On July 21, a man of 32 years working in a company in the Var, had the front-arm torn off in a machine farm. The accident occurred after he accidentally stuck his glove in the machine. His colleagues had good reflexes and rescued him : the emergency services was called immediately.Wrapped in a cloth in order to limit the worsening of the lesions. It was later placed in the refrigerator.
Three and a half hours later, the worker suffered a significant surgery at the hospital of “La Timone” in Marseille. A successful operation : the front-arm was reimplanted after six hours of work of the surgical team. A near miracle made possible thanks to the rapid response of the colleagues of the victim and the rescuer, saving the amputation to this young man
“The conditions of transport, by helicopter, and the functioning of the sector of the severe trauma of the members that we have in place at the AP-HM with Pr Legré and the AMBULANCE service, have enabled us to operate this patient in a very short timeframe, thus maximizing the chances of success of the relocation,” says Dr.
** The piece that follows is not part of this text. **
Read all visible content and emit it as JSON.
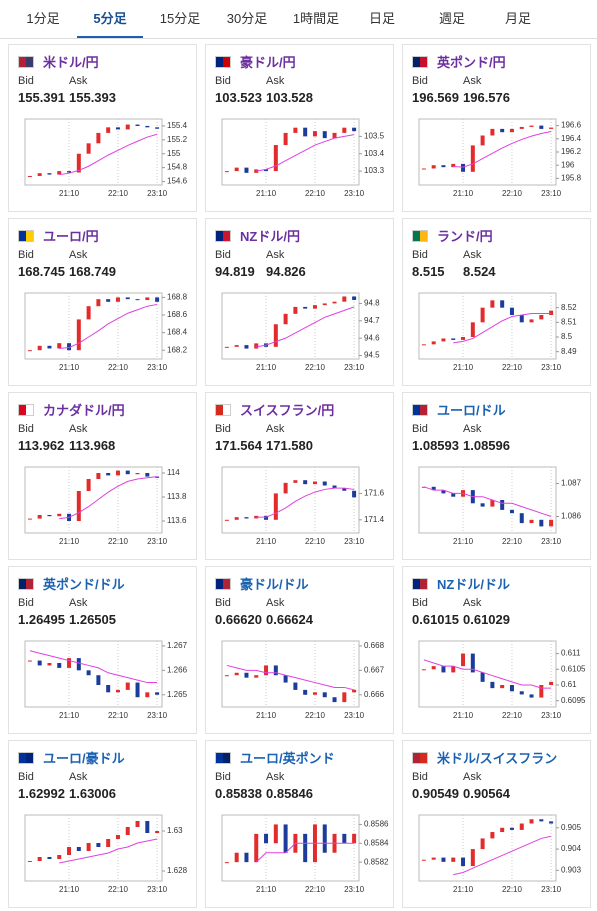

Andre Gay, a surgeon specializing in severe trauma of the members, in a press release of the public Assistance hospitals of Marseille (AP-HP).
Beyond six hours between the accident and the surgery, replantation is contraindicated, the muscles are then irreversible damage. This type of intervention is very rare, occurs in several steps : the bone is first stabilized and then revascularized by suture of the vessels, which explains the APHP. And then the nerves, tendons and muscles are stitched together with care to maximize the chances of recovering the functioning of the hand.
It is still too early to know if the patient will be able to recover the whole use of his forearm after a re so delicate and exceptional. It must first go through a long rehabilitation. “We will not be able to establish a functional prognosis until three to six months,” says Dr. Gay.